JMMB to raise $3b from preference share offer

Published:Friday | February 23, 2018 | 12:00 AM

JMMB Group Limited plans to raise more than J$3.2 billion in four simultaneous preference share offers that open later this month.

The proceeds of the issue will be used to support the group's continued expansion both locally and regionally, and to refinance existing debt, the prospectus said.

In the event of full take-up over the February 28 to March 7 subscription period, the offer would raise $1.9 billion at an interest rate of 7.25 per cent; $100 million at 7.0 per cent, US$9 million at 5.75 per cent, and US$1 million at 5.5 per cent.

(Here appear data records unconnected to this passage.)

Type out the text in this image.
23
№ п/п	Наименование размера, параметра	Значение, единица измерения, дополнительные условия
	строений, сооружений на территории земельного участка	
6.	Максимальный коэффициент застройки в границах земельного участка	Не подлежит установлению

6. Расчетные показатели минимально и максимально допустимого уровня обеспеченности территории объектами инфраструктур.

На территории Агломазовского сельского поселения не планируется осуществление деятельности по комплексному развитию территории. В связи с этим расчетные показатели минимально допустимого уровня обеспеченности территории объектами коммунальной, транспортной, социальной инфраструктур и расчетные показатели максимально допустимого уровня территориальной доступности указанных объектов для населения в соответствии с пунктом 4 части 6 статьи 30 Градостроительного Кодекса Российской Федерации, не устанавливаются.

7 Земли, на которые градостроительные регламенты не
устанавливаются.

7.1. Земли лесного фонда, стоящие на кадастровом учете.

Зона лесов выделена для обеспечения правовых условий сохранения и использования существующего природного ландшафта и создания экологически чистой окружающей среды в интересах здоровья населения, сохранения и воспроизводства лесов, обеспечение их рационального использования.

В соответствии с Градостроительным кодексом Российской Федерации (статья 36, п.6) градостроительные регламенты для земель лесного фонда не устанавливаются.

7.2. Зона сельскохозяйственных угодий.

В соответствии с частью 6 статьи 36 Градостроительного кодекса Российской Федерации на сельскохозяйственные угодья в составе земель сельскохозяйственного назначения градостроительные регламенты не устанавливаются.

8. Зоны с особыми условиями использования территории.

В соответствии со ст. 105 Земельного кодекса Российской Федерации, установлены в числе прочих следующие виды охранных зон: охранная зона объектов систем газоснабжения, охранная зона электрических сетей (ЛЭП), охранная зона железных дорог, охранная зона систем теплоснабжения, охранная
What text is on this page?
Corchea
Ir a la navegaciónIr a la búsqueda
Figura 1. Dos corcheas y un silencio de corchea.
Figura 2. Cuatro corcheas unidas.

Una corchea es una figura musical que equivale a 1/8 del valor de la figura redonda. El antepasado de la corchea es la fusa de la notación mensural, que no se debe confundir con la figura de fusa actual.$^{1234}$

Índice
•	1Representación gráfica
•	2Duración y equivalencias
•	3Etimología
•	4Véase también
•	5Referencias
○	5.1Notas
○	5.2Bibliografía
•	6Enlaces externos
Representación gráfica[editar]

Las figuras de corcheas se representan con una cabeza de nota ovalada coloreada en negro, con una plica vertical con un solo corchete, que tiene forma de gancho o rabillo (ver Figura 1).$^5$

The JMD shares are shares are priced at $2 each, and the foreign currency shares at US$2 each.

"The offer is thus being primarily conducted to increase the capital base of the group in order to fund expansion activities locally and regionally which are consistent with the group's regional and business line diversification strategy," said JMMB. It plans to list the shares on the Jamaica Stock Exchange.

In its third quarter ending December, JMMB Group made a profit of $909 million on net interest income of $1.9 billion. Profit climbed 39 per cent in the period, year-on-year.

"In the third quarter, Jamaica's focus remained on operationalising its commercial bank and driving revenue per client through cross-selling efforts," said CEO Keith Duncan in comments accompanying the prospectus.

"The Dominican Republic portfolio increased its contribution to overall profitability of the group with improvements in operating revenue from the banking and mutual fund business lines. Though at early stages in their life cycle, the attendant synergies gained from the existing cost structure will result in increased net operating revenue in the near term from these entities," he said

Duncan, however, described operations in Trinidad & Tobago as challenging.

The JMMB Group serves approximately 270,000 clients in Jamaica, Trinidad & Tobago and the Dominican Republic combined. It provides investments, banking, remittances and insurance brokering services.